Doppelte Herausforderung
Wenn es heute um das Thema Homosexualität geht, stehen meistens schwule Männer im Fokus. Lesben tauchen in der Öffentlichkeit nur als Randgruppe oder bisweilen gar nicht auf. Höchstens im pornografischen Bereich haben sie eine starke Präsenz, die leider stark von Klischees behaftet ist und vorwiegend für das männliche Publikum produziert wird. Das führt nachhaltig zwar zu einer höheren gesellschaftlichen Anerkennung, aber nicht in dem gewollten Sinne. Schwul sein hingegen wird oftmals auf das Ausleben von sexuellen Handlungen reduziert oder in Zusammenhang mit fehlender Männlichkeit gebracht.
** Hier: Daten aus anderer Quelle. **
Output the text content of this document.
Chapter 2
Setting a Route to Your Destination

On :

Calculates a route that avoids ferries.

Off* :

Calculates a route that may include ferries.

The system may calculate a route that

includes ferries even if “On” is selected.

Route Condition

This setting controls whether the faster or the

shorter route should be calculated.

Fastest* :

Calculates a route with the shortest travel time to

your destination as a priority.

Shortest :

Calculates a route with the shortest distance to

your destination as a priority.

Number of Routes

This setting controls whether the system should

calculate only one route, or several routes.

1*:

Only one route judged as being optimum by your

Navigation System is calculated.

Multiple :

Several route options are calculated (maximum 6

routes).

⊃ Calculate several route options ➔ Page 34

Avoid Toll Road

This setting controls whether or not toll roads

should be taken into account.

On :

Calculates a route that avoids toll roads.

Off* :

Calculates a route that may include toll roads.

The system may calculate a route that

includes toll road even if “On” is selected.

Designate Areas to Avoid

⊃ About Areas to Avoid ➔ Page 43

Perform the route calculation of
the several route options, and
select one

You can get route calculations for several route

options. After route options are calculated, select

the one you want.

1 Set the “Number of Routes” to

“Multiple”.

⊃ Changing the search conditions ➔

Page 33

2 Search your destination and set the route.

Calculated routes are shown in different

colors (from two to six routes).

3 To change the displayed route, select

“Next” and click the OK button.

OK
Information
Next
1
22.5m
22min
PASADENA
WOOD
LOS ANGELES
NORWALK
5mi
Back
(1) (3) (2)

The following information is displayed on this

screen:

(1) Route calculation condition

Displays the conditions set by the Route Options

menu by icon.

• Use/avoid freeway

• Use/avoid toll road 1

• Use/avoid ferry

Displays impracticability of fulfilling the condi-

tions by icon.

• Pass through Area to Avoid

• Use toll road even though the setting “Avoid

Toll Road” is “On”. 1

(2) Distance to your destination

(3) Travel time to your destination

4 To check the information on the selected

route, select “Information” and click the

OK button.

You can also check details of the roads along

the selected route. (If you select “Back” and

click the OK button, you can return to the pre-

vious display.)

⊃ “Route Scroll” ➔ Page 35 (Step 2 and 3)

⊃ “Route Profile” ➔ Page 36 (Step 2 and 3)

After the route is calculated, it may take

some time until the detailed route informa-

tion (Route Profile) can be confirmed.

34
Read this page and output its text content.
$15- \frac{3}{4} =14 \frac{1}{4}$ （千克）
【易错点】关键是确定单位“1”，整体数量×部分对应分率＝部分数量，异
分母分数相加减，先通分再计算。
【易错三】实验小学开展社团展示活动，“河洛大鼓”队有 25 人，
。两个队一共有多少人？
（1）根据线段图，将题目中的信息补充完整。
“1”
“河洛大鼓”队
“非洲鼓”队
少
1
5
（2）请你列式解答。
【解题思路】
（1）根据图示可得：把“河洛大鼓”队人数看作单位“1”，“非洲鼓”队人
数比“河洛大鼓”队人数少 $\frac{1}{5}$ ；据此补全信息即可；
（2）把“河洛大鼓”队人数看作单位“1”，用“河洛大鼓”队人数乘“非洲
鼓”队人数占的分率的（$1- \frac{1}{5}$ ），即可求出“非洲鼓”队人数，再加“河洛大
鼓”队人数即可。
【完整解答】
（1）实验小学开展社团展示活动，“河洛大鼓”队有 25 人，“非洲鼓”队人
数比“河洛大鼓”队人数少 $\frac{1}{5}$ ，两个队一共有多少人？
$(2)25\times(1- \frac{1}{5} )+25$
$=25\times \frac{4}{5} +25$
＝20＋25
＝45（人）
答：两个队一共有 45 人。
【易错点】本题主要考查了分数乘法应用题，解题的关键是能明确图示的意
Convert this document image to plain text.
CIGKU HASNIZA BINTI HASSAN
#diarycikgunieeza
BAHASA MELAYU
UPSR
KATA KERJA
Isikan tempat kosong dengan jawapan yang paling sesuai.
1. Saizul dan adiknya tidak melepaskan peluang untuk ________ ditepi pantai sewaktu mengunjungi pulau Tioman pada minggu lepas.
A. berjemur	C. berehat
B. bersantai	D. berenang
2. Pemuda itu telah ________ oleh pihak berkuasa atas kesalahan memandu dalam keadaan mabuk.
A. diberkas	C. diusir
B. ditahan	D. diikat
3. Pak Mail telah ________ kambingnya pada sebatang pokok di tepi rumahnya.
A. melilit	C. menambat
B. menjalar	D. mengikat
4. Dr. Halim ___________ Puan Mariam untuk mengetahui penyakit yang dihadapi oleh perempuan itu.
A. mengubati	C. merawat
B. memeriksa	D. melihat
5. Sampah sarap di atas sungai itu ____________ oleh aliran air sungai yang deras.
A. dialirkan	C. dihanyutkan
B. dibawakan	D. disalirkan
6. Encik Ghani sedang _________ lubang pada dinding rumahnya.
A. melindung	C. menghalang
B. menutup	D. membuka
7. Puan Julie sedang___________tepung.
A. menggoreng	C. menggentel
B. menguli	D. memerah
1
Wie steht es nun um Menschen, die gleichzeitig eine Behinderung haben und gleichgeschlechtlich lieben? Darin besteht sicherlich eine doppelte Herausforderung. Schon als behinderter Mensch muss man um Gleichberechtigung und Dinge wie Barrierefreiheit kämpfen. Wer seine Homosexualität entdeckt, macht sich zusätzlich auf die Suche nach seiner Identität und stellt sich großen Momenten wie dem ersten Outing.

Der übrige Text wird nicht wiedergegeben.